At the TAL2020 conference, Alexander H. Treusch, Associate Professor at The Department of Biology, presented a way of conducting practice-based lab teaching during the difficult circumstances, caused by COVID-19 for most teachers at SDU. The method, Lab@Home, let students work on experiments in the Microbiology course, which could easily be carried out at home.

The background of Lab@Home

The aim of Lab@Home was to create a learning activity for the students, which could help students meet the learning goal in Microbiology: that the students are to attain practical skills during the course. This learning goal was hard to meet because of the COVID-19 lockdown.

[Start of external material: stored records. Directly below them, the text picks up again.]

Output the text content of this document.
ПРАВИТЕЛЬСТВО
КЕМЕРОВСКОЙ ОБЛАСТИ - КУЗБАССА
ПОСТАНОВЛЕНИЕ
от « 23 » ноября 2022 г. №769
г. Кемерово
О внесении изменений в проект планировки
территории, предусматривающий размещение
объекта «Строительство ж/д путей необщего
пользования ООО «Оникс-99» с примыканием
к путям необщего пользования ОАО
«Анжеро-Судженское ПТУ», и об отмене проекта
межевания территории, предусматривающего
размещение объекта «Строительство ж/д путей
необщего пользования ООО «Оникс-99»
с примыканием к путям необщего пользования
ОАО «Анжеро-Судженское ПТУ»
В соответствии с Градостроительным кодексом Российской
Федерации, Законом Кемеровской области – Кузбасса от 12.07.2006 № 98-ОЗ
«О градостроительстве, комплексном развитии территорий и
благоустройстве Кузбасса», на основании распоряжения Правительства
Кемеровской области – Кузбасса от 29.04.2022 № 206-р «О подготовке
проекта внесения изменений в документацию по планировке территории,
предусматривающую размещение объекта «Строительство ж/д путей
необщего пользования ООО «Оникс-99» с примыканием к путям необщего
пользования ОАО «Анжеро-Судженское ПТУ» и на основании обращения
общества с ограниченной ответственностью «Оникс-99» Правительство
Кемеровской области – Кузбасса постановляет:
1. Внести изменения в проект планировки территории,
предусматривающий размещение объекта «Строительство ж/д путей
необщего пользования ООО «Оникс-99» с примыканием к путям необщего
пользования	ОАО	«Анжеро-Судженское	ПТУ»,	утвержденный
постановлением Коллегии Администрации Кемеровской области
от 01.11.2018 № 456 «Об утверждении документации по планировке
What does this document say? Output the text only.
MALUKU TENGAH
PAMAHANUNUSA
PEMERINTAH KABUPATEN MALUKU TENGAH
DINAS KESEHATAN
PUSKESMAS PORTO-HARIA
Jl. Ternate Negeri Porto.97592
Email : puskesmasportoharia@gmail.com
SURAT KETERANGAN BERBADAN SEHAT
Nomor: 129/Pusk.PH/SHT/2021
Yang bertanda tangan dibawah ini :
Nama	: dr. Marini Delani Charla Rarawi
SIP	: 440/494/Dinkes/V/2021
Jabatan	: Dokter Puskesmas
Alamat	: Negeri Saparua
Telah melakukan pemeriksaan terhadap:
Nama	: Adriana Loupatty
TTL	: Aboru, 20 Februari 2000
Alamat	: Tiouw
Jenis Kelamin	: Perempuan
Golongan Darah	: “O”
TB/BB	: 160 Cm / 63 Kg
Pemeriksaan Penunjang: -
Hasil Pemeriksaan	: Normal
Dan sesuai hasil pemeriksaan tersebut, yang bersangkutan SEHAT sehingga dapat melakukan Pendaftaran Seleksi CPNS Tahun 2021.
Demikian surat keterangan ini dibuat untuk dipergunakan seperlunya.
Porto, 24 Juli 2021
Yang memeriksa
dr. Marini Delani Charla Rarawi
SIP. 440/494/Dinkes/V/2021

Thus, the solution was to let students carry out the practical lab exercises, which are a part of Microbiology, in a home lab. Since the course had to be adapted within a short timeframe, Lab@Home kits were made with materials for exercises, which the students could work with at home and had easy access to. The lab exercises consisted of experiments, which the students were able to carry out at home.

The students had access to instructional videos for conducting the experiments and were asked to report their results through the blog function in Blackboard. Furthermore, the exercises were complemented with Labster, a lab simulation software, and calculation exercises.

Key findings and feedback from the students

The feedback from students was overwhelmingly positive, since they were actually able to work with practical experiments in the course, in spite of the circumstances. Because the students had to take more responsibility and ownership of their experiments than in regular lab exercises, this sparked their curiosity and made them want to study the topics of the course further.

By moving the practical experiments out of the lab and into the students’ homes, Alexander managed to engage the students more in the Microbiology course, along with meeting the learning goal of the course. Alexander argues that the engagement in and feeling of ownership over the experiments can be a motivating factor, inspiring the students to explore the course on their own and fostering their independent scientific thinking.

Future implications

Even though Lab@Home was a swiftly developed solution to issues caused by the COVID-19 lockdown, Alexander points out that the method has opened up for a new way of conducting lab exercises – especially since the method turned out to give students a greater feeling of ownership of their experiments.